2. Where goods are bought by description from a seller who deals in goods of that description (whether the seller is the manufacturer or not), there is an implied condition that the goods will be of merchantable quality...  

[40]       Reliance submits that the statutory preconditions set out in s. 15 of the SOGA were not met in this case.  It points to the language of s. 15.1 which requires that the buyer make known to the seller the particular purpose for which the goods are required “so as to show that the buyer relies on the seller’s skill or judgment”.  Reliance says that it is not sufficient to the establishment of a warranty that the buyer merely makes known to the seller the particular purpose for which the goods are required.  Such an interpretation, it argues, would fail to give effect to the words “so as to show”.  Reliance submits that the respondent had to demonstrate that she relied on Reliance’s skill or judgment that the water heater would not leak ever, in order for the court to imply the s. 15 warranty.  Such an inference could not be drawn, it is contended, because the respondent was on notice that the tank could leak, having received communications from Reliance to that effect and having read the product warning label on the water heater.  Further, there was no evidence that the respondent sought assurances from Reliance to that effect.  Without proof that the respondent relied on such an assurance, Reliance says, the obligation to pay consequential property damage cannot be implied under the CPA.
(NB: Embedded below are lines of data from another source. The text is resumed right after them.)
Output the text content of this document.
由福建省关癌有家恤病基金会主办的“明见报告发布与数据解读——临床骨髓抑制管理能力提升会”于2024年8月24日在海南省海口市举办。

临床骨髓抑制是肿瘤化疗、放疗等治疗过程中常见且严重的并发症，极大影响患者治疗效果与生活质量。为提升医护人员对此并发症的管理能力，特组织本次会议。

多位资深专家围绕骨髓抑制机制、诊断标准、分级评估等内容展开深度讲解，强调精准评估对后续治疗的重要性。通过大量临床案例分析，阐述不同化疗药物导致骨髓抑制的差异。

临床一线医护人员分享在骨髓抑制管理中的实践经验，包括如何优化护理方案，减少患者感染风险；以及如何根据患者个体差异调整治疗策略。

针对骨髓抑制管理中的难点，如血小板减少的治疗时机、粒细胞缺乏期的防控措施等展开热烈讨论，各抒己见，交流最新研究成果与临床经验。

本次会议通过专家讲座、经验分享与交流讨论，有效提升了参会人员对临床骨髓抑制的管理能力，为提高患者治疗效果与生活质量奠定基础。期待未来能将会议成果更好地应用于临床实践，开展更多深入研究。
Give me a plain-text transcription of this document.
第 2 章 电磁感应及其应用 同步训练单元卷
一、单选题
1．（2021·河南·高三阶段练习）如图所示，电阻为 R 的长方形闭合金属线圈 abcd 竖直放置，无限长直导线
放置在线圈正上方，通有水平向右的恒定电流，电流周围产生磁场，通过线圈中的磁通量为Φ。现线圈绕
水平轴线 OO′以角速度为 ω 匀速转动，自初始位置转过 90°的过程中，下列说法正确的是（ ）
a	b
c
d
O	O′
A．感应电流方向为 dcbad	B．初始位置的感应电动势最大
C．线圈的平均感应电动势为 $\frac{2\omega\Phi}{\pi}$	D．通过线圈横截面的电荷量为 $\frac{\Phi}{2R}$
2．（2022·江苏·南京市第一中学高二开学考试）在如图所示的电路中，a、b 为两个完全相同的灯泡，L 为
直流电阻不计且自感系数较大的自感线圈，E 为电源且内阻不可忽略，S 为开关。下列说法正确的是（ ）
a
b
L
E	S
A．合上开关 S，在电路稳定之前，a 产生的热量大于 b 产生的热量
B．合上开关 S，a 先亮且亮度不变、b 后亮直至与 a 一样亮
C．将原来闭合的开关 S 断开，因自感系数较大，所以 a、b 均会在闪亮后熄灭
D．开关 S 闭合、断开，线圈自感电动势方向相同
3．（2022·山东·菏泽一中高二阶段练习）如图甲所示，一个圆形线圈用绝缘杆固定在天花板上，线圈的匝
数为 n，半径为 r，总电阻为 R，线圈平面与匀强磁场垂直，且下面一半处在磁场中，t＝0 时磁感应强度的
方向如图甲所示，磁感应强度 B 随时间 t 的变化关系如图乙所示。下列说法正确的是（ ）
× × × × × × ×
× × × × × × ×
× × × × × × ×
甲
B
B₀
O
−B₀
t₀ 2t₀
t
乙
[41]       I do not accept this submission.

[42]       Ms. Szilvasy was an ordinary homeowner.  Reliance is in the business of supplying – by means of providing and servicing – hot water tanks to residences.  At the relevant time, Reliance had approximately 1.2 million tanks on lease to its customers.  In the circumstances, there can be no doubt but that Reliance knew the purpose for which Ms. Szilvasy rented the hot water heater (namely, to produce hot water for her home) and that she was relying on its skill and judgment to provide a properly functioning water heater.  Accordingly, pursuant to s. 15.1, there was an implied condition that the water heater would be “reasonably fit” for the purpose of heating water in her home.  The water heater in question was not reasonably fit for that purpose because it leaked.

[43]       Reliance argues that this interpretation amounts to the court implying a warranty that the rental heater would be “as good as new” throughout the term of the lease.  I disagree.   The water heater need not be in the same condition as a new heater.  It can be worn, rusted or otherwise in a less than pristine condition so long as it is reasonably fit for the purpose of heating water – without leaking.

CONCLUDING COMMENTS

[44]       Reliance posed three additional questions for the court: (1) what standard of review should the Divisional Court have applied when reviewing the decision of the trial judge; (2) is there is an implied warranty of fitness, apart from the CPA, on which to ground liability for consequential damages; and (3) did Reliance assume the risk of consequential damage because it retained ownership of the water heater? 

[45]       Whether s. 9 of the CPA applied to the water heater arrangement between the parties is a matter of statutory interpretation.  Accordingly, the standard of review is correctness:  see Mazur v. Elias (2005), 75 O.R. (3d) 299 (C.A.).  However, to the extent that findings of fact made by the trial judge are engaged in the application of the statute, those factual findings are not to be overturned absent palpable and overriding error. 

[46]       Having concluded that s. 9 of the CPA applies to the water heater rental, it is unnecessary to decide the second and third questions.   

DISPOSITION

[47]       Accordingly, I would dismiss the appeal with costs to the respondent in this appeal and the companion case fixed in the agreed on amount of $16,000, all inclusive.

Released: November 27, 2012 (“E.E.G.”)

“E.E. Gillese J.A.”

“I agree M. Rosenberg J.A.”

“I agree Susan Lang J.A.”



[1] This is Reliance’s legal name.  Although the style of cause reads “Reliance Home Comfort Limited Partnership, also known as Reliance Home Comfort”, the style of cause was amended on consent at trial to reflect Reliance’s correct name.